Hayley: So, he does an amazing mushroom in Gorgonzola, like a little bake for a starter with proper homemade fresh crusty bread on the side and homemade butter. And it was like, every time, I always ordered it, and whoever I’m with would always order something different because you can’t have the same, and then they’d always stare at me like “Oh they look good.” Because even if it’s something so basic, it’s creamy mushrooms, I don’t know how he did it, but it tasted like the best creamy mushrooms you could eat. It was obviously very fresh, it’d done it from scratch, and it wasn’t like a bulk thing where you know, it’s just reheating it portion by portion. No, it was all done fresh for you. Yeah, all that crusty bread and the sound of it. You know when you press the bread in and it’s like… Oh, I love that sound, that’s telling you he baked it that morning. It’s like, yeah, thanks Paolo.

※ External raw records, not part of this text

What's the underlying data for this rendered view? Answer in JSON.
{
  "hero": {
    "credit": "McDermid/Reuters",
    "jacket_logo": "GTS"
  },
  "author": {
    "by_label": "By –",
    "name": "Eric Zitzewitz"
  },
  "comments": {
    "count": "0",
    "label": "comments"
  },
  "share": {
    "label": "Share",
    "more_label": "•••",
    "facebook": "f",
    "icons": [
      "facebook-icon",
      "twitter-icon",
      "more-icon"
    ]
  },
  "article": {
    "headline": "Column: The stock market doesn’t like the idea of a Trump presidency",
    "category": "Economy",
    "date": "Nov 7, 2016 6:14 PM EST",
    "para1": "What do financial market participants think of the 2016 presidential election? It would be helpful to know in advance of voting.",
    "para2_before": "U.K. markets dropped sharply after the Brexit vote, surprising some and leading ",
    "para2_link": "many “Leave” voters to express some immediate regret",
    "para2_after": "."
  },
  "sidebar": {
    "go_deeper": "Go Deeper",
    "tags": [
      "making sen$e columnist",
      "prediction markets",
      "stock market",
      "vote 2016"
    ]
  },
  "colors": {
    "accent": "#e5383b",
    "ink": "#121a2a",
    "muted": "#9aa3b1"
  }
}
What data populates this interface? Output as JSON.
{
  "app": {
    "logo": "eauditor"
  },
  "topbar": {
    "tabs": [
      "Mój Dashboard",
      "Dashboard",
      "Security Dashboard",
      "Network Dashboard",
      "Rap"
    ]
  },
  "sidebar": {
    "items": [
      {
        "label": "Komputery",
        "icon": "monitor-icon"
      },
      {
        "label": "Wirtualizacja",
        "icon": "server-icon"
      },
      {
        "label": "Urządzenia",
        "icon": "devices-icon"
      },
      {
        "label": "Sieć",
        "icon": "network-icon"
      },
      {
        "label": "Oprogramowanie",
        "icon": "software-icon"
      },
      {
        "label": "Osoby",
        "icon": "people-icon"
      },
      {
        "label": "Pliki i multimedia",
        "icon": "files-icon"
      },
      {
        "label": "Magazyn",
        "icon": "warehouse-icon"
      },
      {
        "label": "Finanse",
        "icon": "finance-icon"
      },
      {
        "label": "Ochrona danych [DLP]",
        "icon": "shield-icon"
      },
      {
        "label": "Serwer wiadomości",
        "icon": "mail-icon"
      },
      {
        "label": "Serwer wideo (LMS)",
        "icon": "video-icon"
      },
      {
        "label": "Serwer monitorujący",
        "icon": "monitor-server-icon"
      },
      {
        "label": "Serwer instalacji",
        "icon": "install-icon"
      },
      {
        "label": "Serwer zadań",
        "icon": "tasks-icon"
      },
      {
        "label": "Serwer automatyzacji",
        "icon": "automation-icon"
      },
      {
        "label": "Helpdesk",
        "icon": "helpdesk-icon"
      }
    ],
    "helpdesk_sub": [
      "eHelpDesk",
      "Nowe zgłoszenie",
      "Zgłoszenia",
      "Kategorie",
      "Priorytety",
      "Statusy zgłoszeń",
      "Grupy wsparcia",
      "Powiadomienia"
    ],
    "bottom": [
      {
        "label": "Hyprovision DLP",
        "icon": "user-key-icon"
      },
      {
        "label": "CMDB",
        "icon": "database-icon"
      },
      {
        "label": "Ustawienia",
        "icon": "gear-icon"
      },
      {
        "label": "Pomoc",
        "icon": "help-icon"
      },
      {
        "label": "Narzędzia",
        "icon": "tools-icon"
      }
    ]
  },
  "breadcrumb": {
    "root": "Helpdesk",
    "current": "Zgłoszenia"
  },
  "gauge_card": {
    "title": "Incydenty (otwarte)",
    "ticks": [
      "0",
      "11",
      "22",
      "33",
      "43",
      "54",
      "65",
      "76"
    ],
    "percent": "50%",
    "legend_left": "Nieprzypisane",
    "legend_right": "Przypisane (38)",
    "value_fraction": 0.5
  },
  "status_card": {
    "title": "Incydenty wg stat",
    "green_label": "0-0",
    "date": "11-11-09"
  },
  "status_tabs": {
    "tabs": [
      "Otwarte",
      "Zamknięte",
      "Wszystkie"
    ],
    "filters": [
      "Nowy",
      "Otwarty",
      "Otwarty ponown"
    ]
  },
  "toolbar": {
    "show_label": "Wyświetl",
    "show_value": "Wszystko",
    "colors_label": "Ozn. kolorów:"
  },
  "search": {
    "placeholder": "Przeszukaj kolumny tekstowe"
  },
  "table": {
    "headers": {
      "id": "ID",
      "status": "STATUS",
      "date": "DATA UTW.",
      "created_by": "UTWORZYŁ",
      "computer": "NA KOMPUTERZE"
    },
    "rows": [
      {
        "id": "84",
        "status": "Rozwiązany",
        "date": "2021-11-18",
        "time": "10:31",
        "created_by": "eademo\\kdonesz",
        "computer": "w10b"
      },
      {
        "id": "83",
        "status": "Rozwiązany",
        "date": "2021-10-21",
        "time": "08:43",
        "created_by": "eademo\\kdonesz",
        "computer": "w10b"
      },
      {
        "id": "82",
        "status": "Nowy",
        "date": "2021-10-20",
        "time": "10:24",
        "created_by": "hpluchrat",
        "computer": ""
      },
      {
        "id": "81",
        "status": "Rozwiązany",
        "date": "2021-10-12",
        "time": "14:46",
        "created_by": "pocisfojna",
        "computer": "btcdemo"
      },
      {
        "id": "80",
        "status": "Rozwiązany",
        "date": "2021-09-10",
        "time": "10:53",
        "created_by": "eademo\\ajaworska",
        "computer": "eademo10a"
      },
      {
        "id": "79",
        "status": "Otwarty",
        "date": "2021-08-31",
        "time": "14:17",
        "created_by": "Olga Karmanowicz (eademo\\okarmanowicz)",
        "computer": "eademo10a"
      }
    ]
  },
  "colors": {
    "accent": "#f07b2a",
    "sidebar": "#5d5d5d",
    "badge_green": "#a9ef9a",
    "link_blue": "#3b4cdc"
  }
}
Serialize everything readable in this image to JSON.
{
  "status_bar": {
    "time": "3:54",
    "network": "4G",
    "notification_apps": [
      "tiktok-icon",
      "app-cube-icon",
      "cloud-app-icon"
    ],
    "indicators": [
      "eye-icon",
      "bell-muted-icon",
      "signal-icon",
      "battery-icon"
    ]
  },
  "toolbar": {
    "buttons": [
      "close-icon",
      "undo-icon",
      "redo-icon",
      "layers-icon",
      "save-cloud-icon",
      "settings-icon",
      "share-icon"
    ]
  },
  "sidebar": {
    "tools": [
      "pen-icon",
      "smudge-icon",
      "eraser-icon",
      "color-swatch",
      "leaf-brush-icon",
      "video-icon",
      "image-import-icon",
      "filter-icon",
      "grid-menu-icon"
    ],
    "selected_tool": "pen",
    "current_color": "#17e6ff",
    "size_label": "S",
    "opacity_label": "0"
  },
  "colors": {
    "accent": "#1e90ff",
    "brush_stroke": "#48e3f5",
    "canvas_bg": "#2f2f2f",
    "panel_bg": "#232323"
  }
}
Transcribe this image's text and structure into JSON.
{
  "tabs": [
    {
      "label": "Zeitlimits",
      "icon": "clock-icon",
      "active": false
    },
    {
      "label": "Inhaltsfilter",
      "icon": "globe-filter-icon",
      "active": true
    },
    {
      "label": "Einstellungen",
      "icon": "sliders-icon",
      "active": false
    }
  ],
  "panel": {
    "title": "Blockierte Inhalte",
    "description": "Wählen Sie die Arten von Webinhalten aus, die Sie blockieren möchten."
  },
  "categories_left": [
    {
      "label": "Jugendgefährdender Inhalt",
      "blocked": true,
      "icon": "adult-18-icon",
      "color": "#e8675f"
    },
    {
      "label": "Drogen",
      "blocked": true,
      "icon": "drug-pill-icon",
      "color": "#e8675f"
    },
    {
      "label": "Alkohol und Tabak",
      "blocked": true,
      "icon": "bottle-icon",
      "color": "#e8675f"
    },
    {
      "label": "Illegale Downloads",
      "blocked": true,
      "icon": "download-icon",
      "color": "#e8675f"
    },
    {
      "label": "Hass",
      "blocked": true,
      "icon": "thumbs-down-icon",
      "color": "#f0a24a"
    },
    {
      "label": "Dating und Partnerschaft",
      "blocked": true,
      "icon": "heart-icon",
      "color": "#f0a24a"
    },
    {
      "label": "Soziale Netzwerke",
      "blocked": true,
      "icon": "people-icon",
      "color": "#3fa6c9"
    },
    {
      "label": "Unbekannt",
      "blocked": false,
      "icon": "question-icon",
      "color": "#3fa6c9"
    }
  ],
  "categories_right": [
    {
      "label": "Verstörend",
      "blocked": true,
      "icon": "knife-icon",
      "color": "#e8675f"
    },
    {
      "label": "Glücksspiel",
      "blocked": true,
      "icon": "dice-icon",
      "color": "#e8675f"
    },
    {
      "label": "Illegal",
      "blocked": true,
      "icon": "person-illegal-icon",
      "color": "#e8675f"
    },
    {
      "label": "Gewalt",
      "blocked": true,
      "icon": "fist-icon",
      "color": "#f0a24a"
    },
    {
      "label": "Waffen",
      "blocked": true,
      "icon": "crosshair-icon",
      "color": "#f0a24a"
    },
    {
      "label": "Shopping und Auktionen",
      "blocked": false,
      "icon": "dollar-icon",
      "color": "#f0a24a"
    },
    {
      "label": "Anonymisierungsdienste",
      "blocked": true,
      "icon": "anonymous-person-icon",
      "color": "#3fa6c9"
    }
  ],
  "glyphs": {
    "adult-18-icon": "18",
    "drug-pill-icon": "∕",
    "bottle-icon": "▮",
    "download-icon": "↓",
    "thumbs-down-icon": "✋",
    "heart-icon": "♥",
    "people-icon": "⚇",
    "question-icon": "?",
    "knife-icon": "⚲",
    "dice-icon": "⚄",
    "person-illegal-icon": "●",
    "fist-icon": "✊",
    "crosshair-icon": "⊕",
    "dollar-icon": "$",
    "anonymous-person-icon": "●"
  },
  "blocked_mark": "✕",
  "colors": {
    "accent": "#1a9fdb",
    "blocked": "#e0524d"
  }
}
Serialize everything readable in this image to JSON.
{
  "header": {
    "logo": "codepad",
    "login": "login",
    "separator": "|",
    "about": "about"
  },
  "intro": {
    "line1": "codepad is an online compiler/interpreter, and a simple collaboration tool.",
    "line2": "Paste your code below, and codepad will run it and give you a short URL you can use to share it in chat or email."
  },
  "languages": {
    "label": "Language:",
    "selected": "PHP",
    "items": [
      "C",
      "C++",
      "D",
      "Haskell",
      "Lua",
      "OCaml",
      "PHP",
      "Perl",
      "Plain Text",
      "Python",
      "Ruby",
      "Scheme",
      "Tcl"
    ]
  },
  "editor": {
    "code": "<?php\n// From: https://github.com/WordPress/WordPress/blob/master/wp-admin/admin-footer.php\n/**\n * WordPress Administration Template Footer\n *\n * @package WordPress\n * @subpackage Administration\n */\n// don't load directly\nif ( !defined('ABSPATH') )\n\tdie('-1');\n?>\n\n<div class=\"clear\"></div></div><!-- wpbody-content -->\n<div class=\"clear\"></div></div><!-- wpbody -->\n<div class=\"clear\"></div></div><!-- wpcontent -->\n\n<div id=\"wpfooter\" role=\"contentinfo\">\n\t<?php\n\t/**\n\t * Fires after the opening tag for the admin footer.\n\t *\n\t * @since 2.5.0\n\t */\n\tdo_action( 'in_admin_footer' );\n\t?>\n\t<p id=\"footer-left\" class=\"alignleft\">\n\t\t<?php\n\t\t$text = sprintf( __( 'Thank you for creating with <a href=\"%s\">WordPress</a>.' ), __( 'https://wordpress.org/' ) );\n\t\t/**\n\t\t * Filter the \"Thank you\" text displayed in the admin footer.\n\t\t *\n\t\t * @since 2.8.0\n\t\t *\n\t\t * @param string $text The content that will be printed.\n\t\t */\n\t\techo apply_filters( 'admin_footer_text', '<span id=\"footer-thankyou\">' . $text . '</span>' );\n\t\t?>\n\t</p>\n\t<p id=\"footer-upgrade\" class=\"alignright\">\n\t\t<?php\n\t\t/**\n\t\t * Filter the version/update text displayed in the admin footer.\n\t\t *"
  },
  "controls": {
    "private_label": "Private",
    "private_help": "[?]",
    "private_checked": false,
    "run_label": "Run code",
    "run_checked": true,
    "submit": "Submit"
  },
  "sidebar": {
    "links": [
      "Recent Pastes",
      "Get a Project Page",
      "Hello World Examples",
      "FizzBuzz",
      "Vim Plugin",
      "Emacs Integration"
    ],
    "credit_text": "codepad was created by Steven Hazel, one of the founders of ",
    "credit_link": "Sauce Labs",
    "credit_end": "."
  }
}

Jack and Hayley story: Walmgate 2
Jack: I would like you to think about the last time you were there. What was the best view, and this can be something small, something big, something that caught your eye in there?
Hayley: It would be that tiny hatchway to the kitchen. It really was, it was like, you know, those old-fashioned TV sets you get where it’s just that small little glimpse into another world. That’s what it felt like looking in there.
Jack: What did it always feel like the next day, after going?
Hayley: It felt like we needed to go back again. It’s something you miss. It was good food, good company. And it always delivered that same standard, which sometimes is a bit hard to achieve with restaurants and stuff, but I always really enjoyed it in there, no matter what time in the day you went in, it was always that same level of attentiveness, and you missed that the next day.
Jack: Would you go back? Straight again after this is all sorted?
Hayley: Yes, Yeah, 100% I’ve actually been like sending him emails and stuff like “Paolo, let me know when you’re back, I’ll come and help you”. So, he is really good.
Jack: Do think other people like Paolo have been affected like this?
Hayley: Yeah. There’s been a few businesses that haven’t managed to survive, a few like independent run coffee shops that would just get on their feet that haven’t managed to pull it out of this, which is a shame. I think there was a bit of a gap between the small business loans, cause a few people have suffered from it.